Amigos não podem ver lagrimas nos rostos de outros amigos, sem logo tentar intender os porque delas, principalmente quando são amigos tão próximos.
— Ei pequena porque choras? Não sabes que sua beleza se multiplica infinitas vezes quando tens um sorriso em seu rosto?
E com lagrimas escorrendo em seu rosto de maneira incontrolável, ela responde como se estivesse sendo torturada mais ainda, não somente por estar pensando sozinha no motivo de suas lágrimas, mas sim por ter que falar sobre aquilo com alguém.
— Não é nada demais, só perdi meus motivos para sorrir, até mesmo os que forçava-me a mostrar simplesmente já não conseguem se manter.
No momento em que ele se aproxima e abraça-a, defenitivamente seu mundo desaba, é como se a aproximação dele querendo saber o que ela escondia lá no fundo, reprimindo qualquer possibilidade de se livrar daquilo, mas que mal conseguia manter-se em pé com o peso que aquilo lhe trazia.
— Ei, não precisa ficar assim, sei oque você tem ai dentro do seu coraçãozinho, marcas e mais marcas, causadas por ele, o amor, não é?
E se sentindo parcialmente mais protegida, com a presença de alguém que ela aparentemente poderia confiar e sensação de alguém estar à compreendendo, ela passa a mão em seu rosto, tentando secar as lágrimas incessantes que insistiam em não parar de cair. E antes que ela pudesse responder sua pergunta, ele à interrompe…
— Já sofri muito assim uma vez, é uma dor que nem o maior dos estudiosos pode explicar, é um vazio que mesmo se comparado a universo ainda é imenso.
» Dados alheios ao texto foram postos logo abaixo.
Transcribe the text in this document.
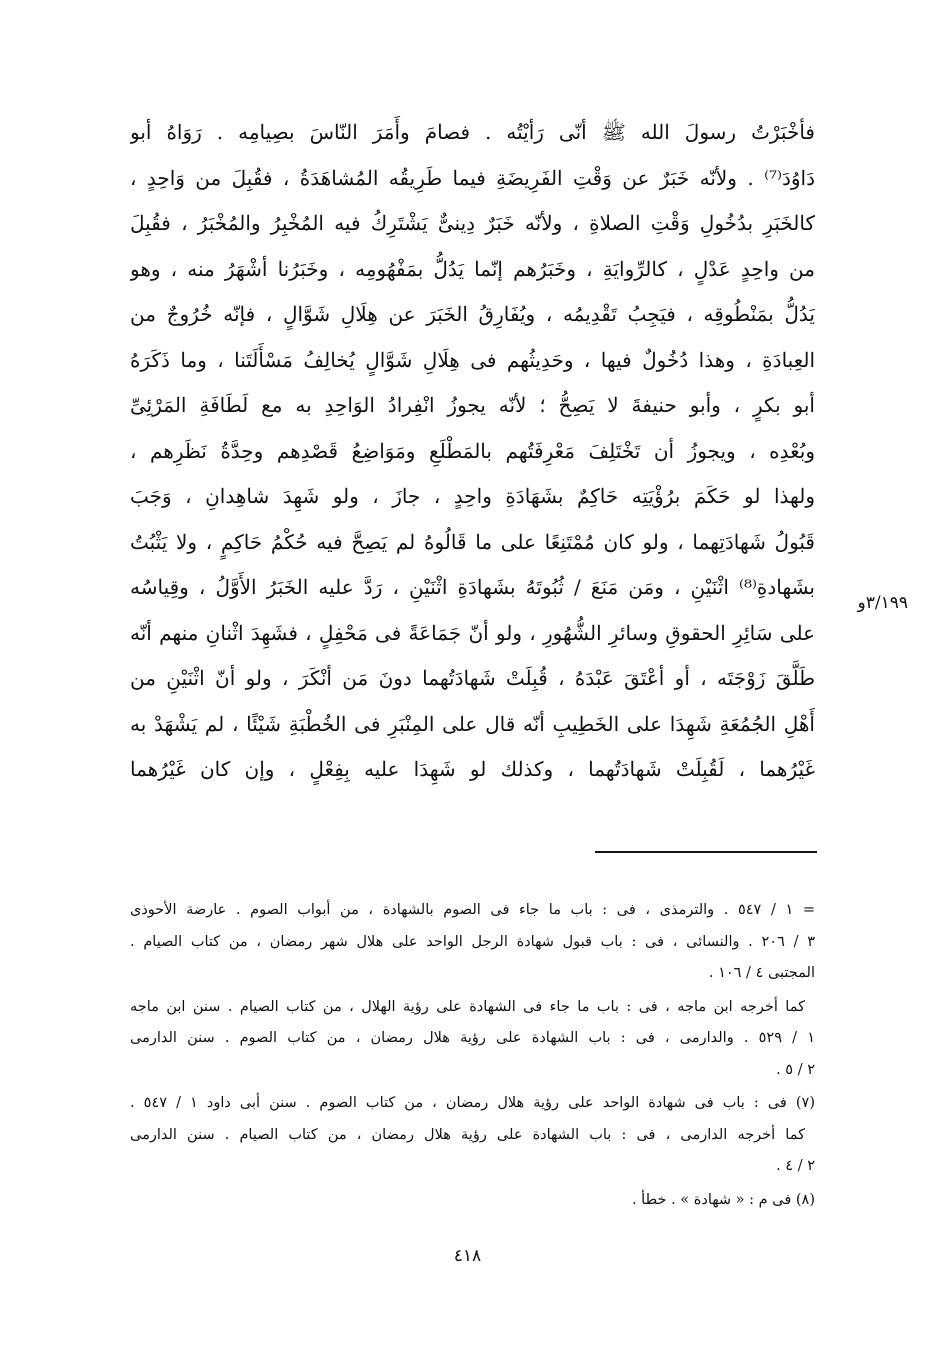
فأخْبَرْتُ رسولَ الله ﷺ أنّى رَأيْتُه . فصامَ وأَمَرَ النّاسَ بصِيامِه . رَوَاهُ أبو
دَاوُدَ⁽⁷⁾ . ولأنّه خَبَرٌ عن وَقْتِ الفَرِيضَةِ فيما طَرِيقُه المُشاهَدَةُ ، فقُبِلَ من وَاحِدٍ ،
كالخَبَرِ بدُخُولِ وَقْتِ الصلاةِ ، ولأنّه خَبَرٌ دِينىٌّ يَشْتَرِكُ فيه المُخْبِرُ والمُخْبَرُ ، فقُبِلَ
من واحِدٍ عَدْلٍ ، كالرِّوايَةِ ، وخَبَرُهم إنّما يَدُلُّ بمَفْهُومِه ، وخَبَرُنا أشْهَرُ منه ، وهو
يَدُلُّ بمَنْطُوقِه ، فيَجِبُ تَقْدِيمُه ، ويُفَارِقُ الخَبَرَ عن هِلَالِ شَوَّالٍ ، فإنّه خُرُوجٌ من
العِبادَةِ ، وهذا دُخُولٌ فيها ، وحَدِيثُهم فى هِلَالِ شَوَّالٍ يُخالِفُ مَسْأَلَتَنا ، وما ذَكَرَهُ
أبو بكرٍ ، وأبو حنيفةَ لا يَصِحُّ ؛ لأنّه يجوزُ انْفِرادُ الوَاحِدِ به مع لَطَافَةِ المَرْئِىِّ
وبُعْدِه ، ويجوزُ أن تَخْتَلِفَ مَعْرِفَتُهم بالمَطْلَعِ ومَوَاضِعُ قَصْدِهم وحِدَّةُ نَظَرِهم ،
ولهذا لو حَكَمَ برُؤْيَتِه حَاكِمٌ بشَهَادَةِ واحِدٍ ، جازَ ، ولو شَهِدَ شاهِدانِ ، وَجَبَ
قَبُولُ شَهادَتِهما ، ولو كان مُمْتَنِعًا على ما قَالُوهُ لم يَصِحَّ فيه حُكْمُ حَاكِمٍ ، ولا يَثْبُتُ
بشَهادةِ⁽⁸⁾ اثْنَيْنِ ، ومَن مَنَعَ / ثُبُوتَهُ بشَهادَةِ اثْنَيْنِ ، رَدَّ عليه الخَبَرُ الأَوَّلُ ، وقِياسُه
على سَائِرِ الحقوقِ وسائرِ الشُّهُورِ ، ولو أنّ جَمَاعَةً فى مَحْفِلٍ ، فشَهِدَ اثْنانِ منهم أنّه
طَلَّقَ زَوْجَتَه ، أو أعْتَقَ عَبْدَهُ ، قُبِلَتْ شَهادَتُهما دونَ مَن أنْكَرَ ، ولو أنّ اثْنَيْنِ من
أَهْلِ الجُمُعَةِ شَهِدَا على الخَطِيبِ أنّه قال على المِنْبَرِ فى الخُطْبَةِ شَيْئًا ، لم يَشْهَدْ به
غَيْرُهما ، لَقُبِلَتْ شَهادَتُهما ، وكذلك لو شَهِدَا عليه بِفِعْلٍ ، وإن كان غَيْرُهما
٣/١٩٩و
= ١ / ٥٤٧ . والترمذى ، فى : باب ما جاء فى الصوم بالشهادة ، من أبواب الصوم . عارضة الأحوذى
٣ / ٢٠٦ . والنسائى ، فى : باب قبول شهادة الرجل الواحد على هلال شهر رمضان ، من كتاب الصيام .
المجتبى ٤ / ١٠٦ .
كما أخرجه ابن ماجه ، فى : باب ما جاء فى الشهادة على رؤية الهلال ، من كتاب الصيام . سنن ابن ماجه
١ / ٥٢٩ . والدارمى ، فى : باب الشهادة على رؤية هلال رمضان ، من كتاب الصوم . سنن الدارمى
٢ / ٥ .
(٧) فى : باب فى شهادة الواحد على رؤية هلال رمضان ، من كتاب الصوم . سنن أبى داود ١ / ٥٤٧ .
كما أخرجه الدارمى ، فى : باب الشهادة على رؤية هلال رمضان ، من كتاب الصيام . سنن الدارمى
٢ / ٤ .
(٨) فى م : « شهادة » . خطأ .
٤١٨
Ela balbusiou alguma coisa em concordância com o que ele falará, mas ela não estava se dirigindo basicamente à ele, era uma discussão que ela já havia travado com sua consciência. Retornando o pensamento a ele, ela resolveu, ao menos, tentar expor o que se passava ali dentro.
— E como fez para que esse vazio fosse preenchido? Porque é como se nada encaixasse-se no lugar, como se não fosse possível o preencher novamente..
E um leve sorriso no rosto dele surge ao escutar aquela pergunta.
— Eu nunca o preenchi, esse enorme vazio que me consumia cada dia mais, ele continua aqui dentro, mas sabe, sinto que esse vazio já não é tão grande, que ele foi se tornando cada vez menor a medida que o tempo passava; não posso dizer que ele já não existe mais, posso dizer apenas que ele está “cicatrizando” lentamente, e tenho esperanças de que algum dia eu possa voltar a viver sem ele presente em meus dias.
O sorriso dele fez com que ela tivesse vontade novamente de sorrir.
— Talvez seja por ai mesmo, só espero então que o meu vazio de alguma forma seja preenchido logo, a imensidão do nada é angustiante…
Ela olhou para ele, ainda meio abalada.
— Irá sim pequena, você se dará conta quando menos esperar.
Então ela afundou-se no abraço que ele à oferecia. E sem que os dois percebecem aquele laço que eles estavam fortalecendo no momento, ia preenchendo o ôco que havia ficado de um amor passageiro.